After beginning its vaccine campaign with healthcare workers and those over 60 years old, Israel earlier this month opened it up to everyone over 16.

Vaccinating people in Israel—whose population is about the same as New York City’s—is relatively simple compared with the mass mobilizations needed by countries such as the U.S. that have many more people spread over a greater sweep of geography. But Israel’s advanced and fully digitized healthcare system, in which every citizen by law belongs to one of four healthcare providers, has been crucial to the speed of the drive, Israeli health officials have said.

These healthcare providers have a presence in nearly every city, town and village and can mobilize their patients through text messages and phone calls to go get vaccinated.

Israeli health officials also gave priority to simplicity and speed from the start, making the vaccine available to anyone 60 years and older, and then gradually opened up the drive to more age groups. When vaccines were left over at the end of the day, in most cases anyone over 16 was allowed to get the shots. The government also reached out to communities less likely to get vaccinated.

It also encouraged people to get the shots by making it clear from the start that those vaccinated will be granted certain privileges, such as access to museums, gyms or international travel without quarantining.

Israel aims to inoculate most of its population by March, a goal made possible after it paid a premium for early shipments from Pfizer and agreed to share data about its vaccine—from effectiveness to side effects. It also placed orders with other vaccine companies, including Moderna Inc. and AstraZeneca PLC.
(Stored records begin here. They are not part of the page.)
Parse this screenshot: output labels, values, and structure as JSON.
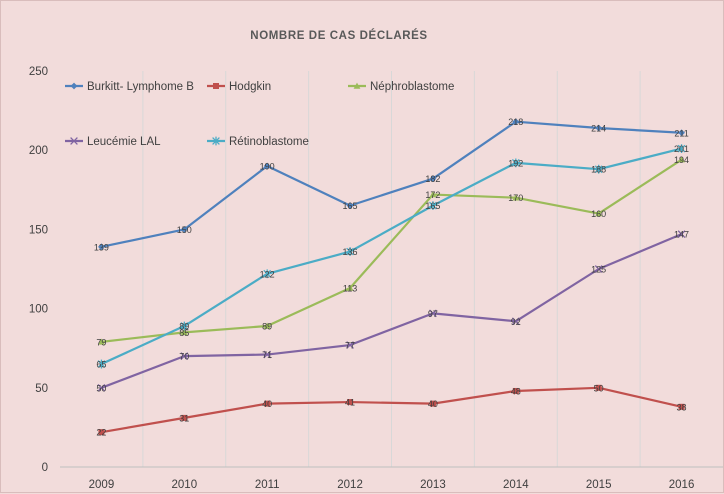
{
  "chart_data": {
    "type": "line",
    "title": "NOMBRE DE CAS DÉCLARÉS",
    "xlabel": "",
    "ylabel": "",
    "categories": [
      "2009",
      "2010",
      "2011",
      "2012",
      "2013",
      "2014",
      "2015",
      "2016"
    ],
    "ylim": [
      0,
      250
    ],
    "yticks": [
      "0",
      "50",
      "100",
      "150",
      "200",
      "250"
    ],
    "grid": "vertical category separators",
    "legend_position": "top-left, inside plot",
    "series": [
      {
        "name": "Burkitt- Lymphome B",
        "color": "#4f81bd",
        "marker": "diamond",
        "values": [
          139,
          150,
          190,
          165,
          182,
          218,
          214,
          211
        ]
      },
      {
        "name": "Hodgkin",
        "color": "#c0504d",
        "marker": "square",
        "values": [
          22,
          31,
          40,
          41,
          40,
          48,
          50,
          38
        ]
      },
      {
        "name": "Néphroblastome",
        "color": "#9bbb59",
        "marker": "triangle",
        "values": [
          79,
          85,
          89,
          113,
          172,
          170,
          160,
          194
        ]
      },
      {
        "name": "Leucémie LAL",
        "color": "#8064a2",
        "marker": "x",
        "values": [
          50,
          70,
          71,
          77,
          97,
          92,
          125,
          147
        ]
      },
      {
        "name": "Rétinoblastome",
        "color": "#4bacc6",
        "marker": "star",
        "values": [
          65,
          89,
          122,
          136,
          165,
          192,
          188,
          201
        ]
      }
    ]
  }
}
After imposing a third lockdown in December to contain a resurgence in infections, Israel in recent days has loosened restrictions somewhat. It has allowed unrestrained travel within the country, opened national parks, allowed takeaway service from restaurants and permitted larger outdoor gatherings. But most schools and businesses remain closed and nearly all international flights are banned.
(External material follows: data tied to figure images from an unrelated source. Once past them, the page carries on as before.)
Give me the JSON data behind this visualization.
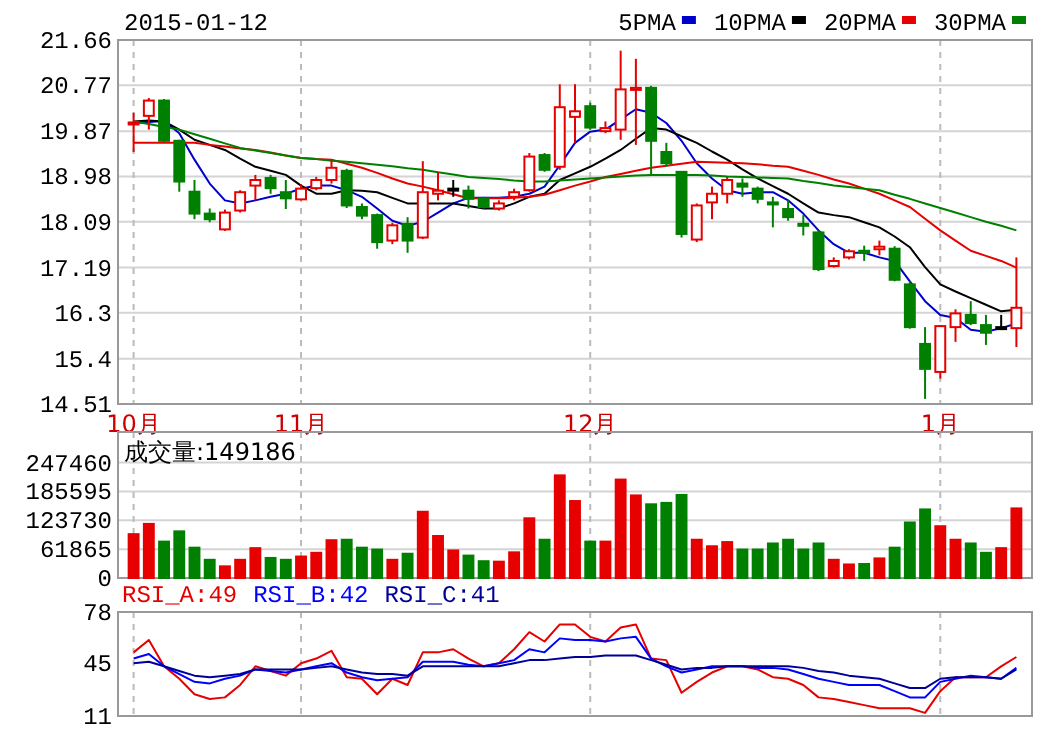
{
  "chart_data": [
    {
      "type": "candlestick",
      "title": "2015-01-12",
      "categories": [
        "10月",
        null,
        null,
        null,
        null,
        null,
        null,
        null,
        null,
        null,
        null,
        "11月",
        null,
        null,
        null,
        null,
        null,
        null,
        null,
        null,
        null,
        null,
        null,
        null,
        null,
        null,
        null,
        null,
        null,
        null,
        "12月",
        null,
        null,
        null,
        null,
        null,
        null,
        null,
        null,
        null,
        null,
        null,
        null,
        null,
        null,
        null,
        null,
        null,
        null,
        null,
        null,
        null,
        null,
        "1月",
        null,
        null,
        null,
        null,
        null
      ],
      "ohlc": [
        [
          20.02,
          20.23,
          19.46,
          20.04
        ],
        [
          20.17,
          20.52,
          19.9,
          20.47
        ],
        [
          20.47,
          20.5,
          19.65,
          19.68
        ],
        [
          19.68,
          19.7,
          18.68,
          18.88
        ],
        [
          18.68,
          18.91,
          18.14,
          18.25
        ],
        [
          18.25,
          18.35,
          18.08,
          18.14
        ],
        [
          17.94,
          18.33,
          17.91,
          18.27
        ],
        [
          18.31,
          18.71,
          18.27,
          18.67
        ],
        [
          18.8,
          19.01,
          18.51,
          18.91
        ],
        [
          18.95,
          19.01,
          18.64,
          18.75
        ],
        [
          18.67,
          18.91,
          18.34,
          18.55
        ],
        [
          18.53,
          18.83,
          18.51,
          18.74
        ],
        [
          18.75,
          18.97,
          18.71,
          18.91
        ],
        [
          18.91,
          19.31,
          18.84,
          19.15
        ],
        [
          19.09,
          19.13,
          18.36,
          18.41
        ],
        [
          18.38,
          18.45,
          18.14,
          18.21
        ],
        [
          18.22,
          18.25,
          17.56,
          17.69
        ],
        [
          17.72,
          18.07,
          17.65,
          18.02
        ],
        [
          18.05,
          18.18,
          17.48,
          17.72
        ],
        [
          17.78,
          19.28,
          17.75,
          18.67
        ],
        [
          18.64,
          19.07,
          18.51,
          18.7
        ],
        [
          18.74,
          18.91,
          18.58,
          18.74
        ],
        [
          18.7,
          18.8,
          18.35,
          18.54
        ],
        [
          18.54,
          18.58,
          18.35,
          18.38
        ],
        [
          18.35,
          18.51,
          18.31,
          18.45
        ],
        [
          18.58,
          18.74,
          18.51,
          18.67
        ],
        [
          18.71,
          19.44,
          18.68,
          19.37
        ],
        [
          19.4,
          19.44,
          19.07,
          19.11
        ],
        [
          19.17,
          20.79,
          19.11,
          20.34
        ],
        [
          20.15,
          20.79,
          19.64,
          20.26
        ],
        [
          20.36,
          20.43,
          19.9,
          19.94
        ],
        [
          19.87,
          20.06,
          19.83,
          19.93
        ],
        [
          19.9,
          21.45,
          19.7,
          20.69
        ],
        [
          20.68,
          21.29,
          19.6,
          20.72
        ],
        [
          20.72,
          20.76,
          19.01,
          19.68
        ],
        [
          19.46,
          19.64,
          19.17,
          19.24
        ],
        [
          19.07,
          19.07,
          17.78,
          17.85
        ],
        [
          17.74,
          18.45,
          17.69,
          18.41
        ],
        [
          18.47,
          18.78,
          18.14,
          18.64
        ],
        [
          18.64,
          18.97,
          18.45,
          18.91
        ],
        [
          18.84,
          18.94,
          18.58,
          18.78
        ],
        [
          18.74,
          18.78,
          18.45,
          18.54
        ],
        [
          18.47,
          18.58,
          17.98,
          18.43
        ],
        [
          18.34,
          18.51,
          18.11,
          18.18
        ],
        [
          18.05,
          18.22,
          17.82,
          18.02
        ],
        [
          17.88,
          17.92,
          17.12,
          17.16
        ],
        [
          17.22,
          17.39,
          17.19,
          17.32
        ],
        [
          17.39,
          17.55,
          17.35,
          17.51
        ],
        [
          17.52,
          17.62,
          17.32,
          17.48
        ],
        [
          17.55,
          17.72,
          17.43,
          17.6
        ],
        [
          17.56,
          17.61,
          16.92,
          16.95
        ],
        [
          16.86,
          16.92,
          15.99,
          16.02
        ],
        [
          15.69,
          16.02,
          14.61,
          15.2
        ],
        [
          15.14,
          16.06,
          15.01,
          16.04
        ],
        [
          16.02,
          16.37,
          15.73,
          16.29
        ],
        [
          16.26,
          16.53,
          16.06,
          16.1
        ],
        [
          16.06,
          16.26,
          15.67,
          15.91
        ],
        [
          16.02,
          16.26,
          15.97,
          16.02
        ],
        [
          16.0,
          17.39,
          15.63,
          16.4
        ]
      ],
      "colors": [
        "#e60000",
        "#e60000",
        "#008000",
        "#008000",
        "#008000",
        "#008000",
        "#e60000",
        "#e60000",
        "#e60000",
        "#008000",
        "#008000",
        "#e60000",
        "#e60000",
        "#e60000",
        "#008000",
        "#008000",
        "#008000",
        "#e60000",
        "#008000",
        "#e60000",
        "#e60000",
        "#000000",
        "#008000",
        "#008000",
        "#e60000",
        "#e60000",
        "#e60000",
        "#008000",
        "#e60000",
        "#e60000",
        "#008000",
        "#e60000",
        "#e60000",
        "#e60000",
        "#008000",
        "#008000",
        "#008000",
        "#e60000",
        "#e60000",
        "#e60000",
        "#008000",
        "#008000",
        "#008000",
        "#008000",
        "#008000",
        "#008000",
        "#e60000",
        "#e60000",
        "#008000",
        "#e60000",
        "#008000",
        "#008000",
        "#008000",
        "#e60000",
        "#e60000",
        "#008000",
        "#008000",
        "#000000",
        "#e60000"
      ],
      "series": [
        {
          "name": "5PMA",
          "type": "line",
          "color": "#0000cc",
          "values": [
            20.03,
            20.05,
            20.07,
            19.83,
            19.31,
            18.84,
            18.51,
            18.45,
            18.51,
            18.58,
            18.64,
            18.74,
            18.8,
            18.8,
            18.71,
            18.58,
            18.35,
            18.11,
            18.01,
            18.09,
            18.27,
            18.45,
            18.56,
            18.56,
            18.56,
            18.58,
            18.64,
            18.78,
            19.2,
            19.64,
            19.86,
            19.9,
            20.1,
            20.3,
            20.23,
            20.03,
            19.68,
            19.24,
            18.94,
            18.71,
            18.64,
            18.67,
            18.67,
            18.51,
            18.25,
            17.92,
            17.65,
            17.48,
            17.48,
            17.39,
            17.32,
            16.92,
            16.53,
            16.26,
            16.2,
            15.97,
            15.93,
            16.0,
            16.09
          ]
        },
        {
          "name": "10PMA",
          "type": "line",
          "color": "#000000",
          "values": [
            20.06,
            20.08,
            20.06,
            19.9,
            19.7,
            19.6,
            19.5,
            19.33,
            19.17,
            19.09,
            19.01,
            18.8,
            18.64,
            18.64,
            18.71,
            18.7,
            18.67,
            18.56,
            18.45,
            18.45,
            18.45,
            18.45,
            18.4,
            18.35,
            18.35,
            18.45,
            18.58,
            18.64,
            18.91,
            19.04,
            19.17,
            19.33,
            19.5,
            19.72,
            19.93,
            19.9,
            19.77,
            19.64,
            19.47,
            19.31,
            19.12,
            18.94,
            18.79,
            18.64,
            18.45,
            18.27,
            18.22,
            18.18,
            18.08,
            17.98,
            17.8,
            17.59,
            17.2,
            16.86,
            16.72,
            16.59,
            16.46,
            16.33,
            16.36
          ]
        },
        {
          "name": "20PMA",
          "type": "line",
          "color": "#e60000",
          "values": [
            19.64,
            19.64,
            19.64,
            19.64,
            19.64,
            19.6,
            19.57,
            19.53,
            19.5,
            19.45,
            19.39,
            19.34,
            19.32,
            19.31,
            19.23,
            19.15,
            19.05,
            18.94,
            18.84,
            18.78,
            18.71,
            18.63,
            18.55,
            18.55,
            18.55,
            18.56,
            18.58,
            18.62,
            18.71,
            18.8,
            18.88,
            18.97,
            19.03,
            19.09,
            19.15,
            19.19,
            19.23,
            19.27,
            19.26,
            19.25,
            19.24,
            19.22,
            19.19,
            19.17,
            19.09,
            19.01,
            18.92,
            18.84,
            18.74,
            18.64,
            18.51,
            18.38,
            18.15,
            17.92,
            17.72,
            17.52,
            17.42,
            17.32,
            17.19
          ]
        },
        {
          "name": "30PMA",
          "type": "line",
          "color": "#008000",
          "values": [
            20.06,
            20.01,
            19.95,
            19.9,
            19.81,
            19.72,
            19.63,
            19.54,
            19.49,
            19.44,
            19.39,
            19.34,
            19.32,
            19.29,
            19.27,
            19.24,
            19.21,
            19.18,
            19.14,
            19.11,
            19.06,
            19.02,
            18.97,
            18.95,
            18.93,
            18.9,
            18.88,
            18.88,
            18.9,
            18.92,
            18.94,
            18.96,
            18.98,
            19.0,
            19.01,
            19.01,
            19.01,
            19.01,
            19.0,
            18.98,
            18.97,
            18.96,
            18.95,
            18.94,
            18.89,
            18.85,
            18.8,
            18.77,
            18.74,
            18.71,
            18.62,
            18.54,
            18.45,
            18.36,
            18.27,
            18.18,
            18.09,
            18.01,
            17.92
          ]
        }
      ],
      "ylim": [
        14.51,
        21.66
      ],
      "yticks": [
        14.51,
        15.4,
        16.3,
        17.19,
        18.09,
        18.98,
        19.87,
        20.77,
        21.66
      ],
      "grid": true,
      "legend": "top right"
    },
    {
      "type": "bar",
      "annotations": [
        "成交量:149186"
      ],
      "categories": [
        null,
        null,
        null,
        null,
        null,
        null,
        null,
        null,
        null,
        null,
        null,
        null,
        null,
        null,
        null,
        null,
        null,
        null,
        null,
        null,
        null,
        null,
        null,
        null,
        null,
        null,
        null,
        null,
        null,
        null,
        null,
        null,
        null,
        null,
        null,
        null,
        null,
        null,
        null,
        null,
        null,
        null,
        null,
        null,
        null,
        null,
        null,
        null,
        null,
        null,
        null,
        null,
        null,
        null,
        null,
        null,
        null,
        null,
        null
      ],
      "values": [
        94000,
        116000,
        78000,
        100000,
        65000,
        39000,
        25000,
        39000,
        64000,
        43000,
        39000,
        46000,
        54000,
        81000,
        82000,
        65000,
        61000,
        39000,
        52000,
        142000,
        90000,
        59000,
        48000,
        36000,
        35000,
        55000,
        128000,
        82000,
        220000,
        165000,
        78000,
        78000,
        211000,
        177000,
        158000,
        161000,
        178000,
        82000,
        68000,
        77000,
        61000,
        61000,
        74000,
        82000,
        61000,
        74000,
        39000,
        29000,
        30000,
        42000,
        65000,
        119000,
        147000,
        111000,
        82000,
        74000,
        54000,
        64000,
        149186
      ],
      "colors": [
        "#e60000",
        "#e60000",
        "#008000",
        "#008000",
        "#008000",
        "#008000",
        "#e60000",
        "#e60000",
        "#e60000",
        "#008000",
        "#008000",
        "#e60000",
        "#e60000",
        "#e60000",
        "#008000",
        "#008000",
        "#008000",
        "#e60000",
        "#008000",
        "#e60000",
        "#e60000",
        "#e60000",
        "#008000",
        "#008000",
        "#e60000",
        "#e60000",
        "#e60000",
        "#008000",
        "#e60000",
        "#e60000",
        "#008000",
        "#e60000",
        "#e60000",
        "#e60000",
        "#008000",
        "#008000",
        "#008000",
        "#e60000",
        "#e60000",
        "#e60000",
        "#008000",
        "#008000",
        "#008000",
        "#008000",
        "#008000",
        "#008000",
        "#e60000",
        "#e60000",
        "#008000",
        "#e60000",
        "#008000",
        "#008000",
        "#008000",
        "#e60000",
        "#e60000",
        "#008000",
        "#008000",
        "#e60000",
        "#e60000"
      ],
      "ylim": [
        0,
        313000
      ],
      "yticks": [
        0,
        61865,
        123730,
        185595,
        247460
      ],
      "grid": true,
      "tick_labels": "y"
    },
    {
      "type": "line",
      "categories": [
        null,
        null,
        null,
        null,
        null,
        null,
        null,
        null,
        null,
        null,
        null,
        null,
        null,
        null,
        null,
        null,
        null,
        null,
        null,
        null,
        null,
        null,
        null,
        null,
        null,
        null,
        null,
        null,
        null,
        null,
        null,
        null,
        null,
        null,
        null,
        null,
        null,
        null,
        null,
        null,
        null,
        null,
        null,
        null,
        null,
        null,
        null,
        null,
        null,
        null,
        null,
        null,
        null,
        null,
        null,
        null,
        null,
        null,
        null
      ],
      "series": [
        {
          "name": "RSI_A:49",
          "color": "#e60000",
          "values": [
            52,
            60,
            43,
            35,
            25,
            22,
            23,
            31,
            43,
            40,
            37,
            45,
            48,
            53,
            36,
            35,
            25,
            35,
            31,
            52,
            52,
            54,
            48,
            43,
            45,
            54,
            65,
            59,
            70,
            70,
            62,
            59,
            68,
            70,
            48,
            47,
            26,
            33,
            39,
            43,
            43,
            41,
            36,
            35,
            31,
            23,
            22,
            20,
            18,
            16,
            16,
            16,
            13,
            27,
            36,
            36,
            36,
            43,
            49
          ]
        },
        {
          "name": "RSI_B:42",
          "color": "#0000ff",
          "values": [
            48,
            51,
            43,
            38,
            33,
            32,
            35,
            37,
            41,
            40,
            39,
            41,
            43,
            45,
            39,
            36,
            34,
            35,
            36,
            46,
            46,
            46,
            44,
            43,
            45,
            47,
            54,
            52,
            61,
            60,
            60,
            59,
            61,
            62,
            48,
            43,
            39,
            41,
            43,
            43,
            43,
            42,
            42,
            41,
            38,
            35,
            33,
            31,
            31,
            31,
            27,
            23,
            23,
            33,
            35,
            37,
            36,
            35,
            42
          ]
        },
        {
          "name": "RSI_C:41",
          "color": "#000099",
          "values": [
            45,
            46,
            43,
            40,
            37,
            36,
            37,
            38,
            41,
            41,
            41,
            41,
            42,
            43,
            41,
            39,
            38,
            38,
            37,
            43,
            43,
            43,
            43,
            43,
            43,
            45,
            47,
            47,
            48,
            49,
            49,
            50,
            50,
            50,
            47,
            44,
            41,
            42,
            42,
            43,
            43,
            43,
            43,
            43,
            42,
            40,
            39,
            37,
            36,
            35,
            32,
            29,
            29,
            35,
            36,
            36,
            36,
            35,
            41
          ]
        }
      ],
      "ylim": [
        11,
        78
      ],
      "yticks": [
        11,
        45,
        78
      ],
      "grid": "x",
      "tick_labels": "y",
      "legend": "top left"
    }
  ]
}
Israel temporarily shut its only international airport late last month to halt the spread of new Covid-19 variants in the country. Authorities say the more infectious and possibly more deadly British variant, known as B.1.1.7, has become the dominant strain in Israel over the past month.

In recent days, the country’s overall daily infections have greatly decreased, dropping from a seven-day average of over 8,000 in mid-January to below 5,000 on Monday.
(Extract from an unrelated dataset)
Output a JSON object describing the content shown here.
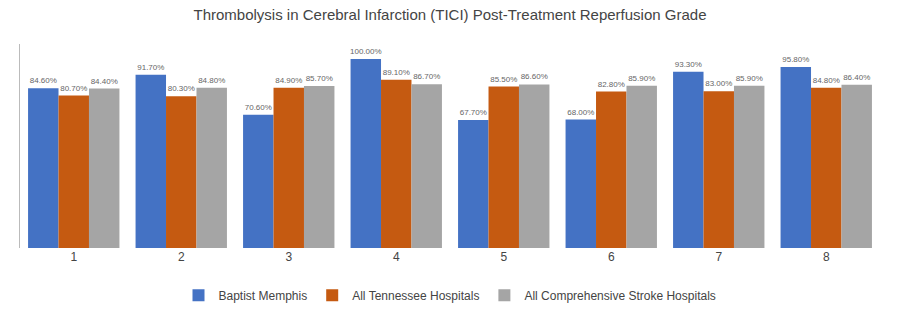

The government is looking to reopen restaurants, museums and cultural sites to vaccinated people in the coming weeks. It is also working on tourism deals with nearby Cyprus and Greece to allow inoculated Israelis to soon travel there without quarantining.

While Israel only began gradually exiting a strict lockdown eight days ago, researchers at the Israel-based Weizmann Institute of Science found that in relation to previous lockdowns, hospitalizations and serious illness among those first vaccinated, meaning those 60 and older, dropped 48%, while deaths decreased 50% among that group. For those aged 55-60, the next most-vaccinated group, researchers found a 36% decrease in hospitalizations and 30% decrease in serious illness.

“Gradually the groups that are further away from their vaccination start date become less and less hospitalized,” said Eran Segal, a computational biologist at the Weizmann Institute. “It’s beautiful.”